Los atacantes, pertenecientes a organizaciones fundamentalistas muy estrechamente vinculadas al BJP, se enzarzaron en la destrucción sistemática de santuarios musulmanes. Especialmente graves fueron las ignominiosas vejaciones a las que fueron sometidas las mujeres. Los ataques causaron, además, decenas de miles de desplazados, que fueron habilitados temporalmente en insalubres campos de refugiados. De la gravedad de los hechos da cuenta la denegación sistemática por parte de las autoridades norteamericanas, y bajo acusaciones de violación de las libertades religiosas, de un visado de entrada a Narendra Modi, uno de los políticos más influyentes de la India actual y aún hoy ministro en jefe de Gujarat.

Durante el pogromo, ni el Gobierno de Gujarat ni el Gobierno central hicieron nada para impedir las masacres. Al contrario, más de un centenar de musulmanes fueron detenidos bajo una ignominiosa ley antiterrorista aprobada hacía poco por el Gobierno de Delhi. Tuvieron que transcurrir varios años para que la justicia empezara a llegar, a cuentagotas, a las víctimas, en forma de compensaciones y sentencias judiciales para algunos de los perpetradores de la masacre. Sin embargo, muchas de las víctimas siguen hoy sin ser rehabilitadas. Y además, el daño ya estaba hecho; el fracaso sistemático del Estado indio en contener la agresividad del nacionalismo hindú y la indulgencia ante las atrocidades acontecidas no solamente en Godhra, sino también en otros episodios de violencia anteriores, contribuyó a la manifiesta radicalización y activismo renovado de sectores marginales de la población musulmana del país. El marco de tensión propicio para que grupos terroristas yihadistas con base en Pakistán, en estrecha colaboración con elementos de los poderosos servicios secretos paquistanís en su guerra perpetua contra la India, fueran tejiendo una extensa red de apoyos dentro de la India, nutriéndose de activistas de organizaciones integristas locales motivados por el rencor y su propia sed de venganza.

Así, con el horror de ayer y anteayer en Bombay, el terrorismo islamista en la India escala un peldaño más en la sofisticación (los objetivos mediáticos occidentales eran solamente cuestión de tiempo) de una ofensiva que durante los últimos tres años ha golpeado con una periodicidad casi matemática diversos rincones del país buscando, sin éxito, provocar estallidos de violencia interreligiosa, mermar el nuevo estatus indio de potencia emergente y descarrilar el proceso de paz indo-paquistaní por Cachemira.

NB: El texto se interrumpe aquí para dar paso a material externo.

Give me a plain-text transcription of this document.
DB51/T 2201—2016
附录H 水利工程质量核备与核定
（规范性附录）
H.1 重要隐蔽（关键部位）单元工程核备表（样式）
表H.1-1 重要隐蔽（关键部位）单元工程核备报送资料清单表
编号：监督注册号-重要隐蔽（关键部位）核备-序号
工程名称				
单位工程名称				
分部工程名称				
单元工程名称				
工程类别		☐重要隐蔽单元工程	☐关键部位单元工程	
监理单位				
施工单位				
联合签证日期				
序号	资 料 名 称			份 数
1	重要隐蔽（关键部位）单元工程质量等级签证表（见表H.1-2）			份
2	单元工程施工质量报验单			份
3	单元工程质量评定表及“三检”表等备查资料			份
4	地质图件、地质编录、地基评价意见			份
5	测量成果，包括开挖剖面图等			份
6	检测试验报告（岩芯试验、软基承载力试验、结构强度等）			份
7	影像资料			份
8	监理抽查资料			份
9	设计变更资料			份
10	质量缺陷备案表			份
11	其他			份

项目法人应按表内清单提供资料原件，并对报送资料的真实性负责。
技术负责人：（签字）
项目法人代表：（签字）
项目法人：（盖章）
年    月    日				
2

Por otro lado, la implicación de elementos locales, ya sea en la preparación de los ataques o enrolados directamente en los comandos de asalto, constata, una vez más, la alienación de una minoría dentro de la minoría que suponen los 140 millones de musulmanes indios. Una realidad muy preocupante para un país que linda, en un marco de fronteras virtualmente porosas y corrupción sistematizada, con estados casi fallidos en cuyo interior, básicamente en Pakistán y en menor medida Bangladés, el fundamentalismo islámico sigue indoctrinando la yihad y, con ello, el odio al maltrecho genio de la India secular en un discurso de máximos que augura la reinstauración del poder musulmán de antaño en el subcontinente indio a cantidades ingentes de jóvenes.

Bernat Masferrer, profesor de Geopolítica India-Pakistán de la Universidad de Barcelona.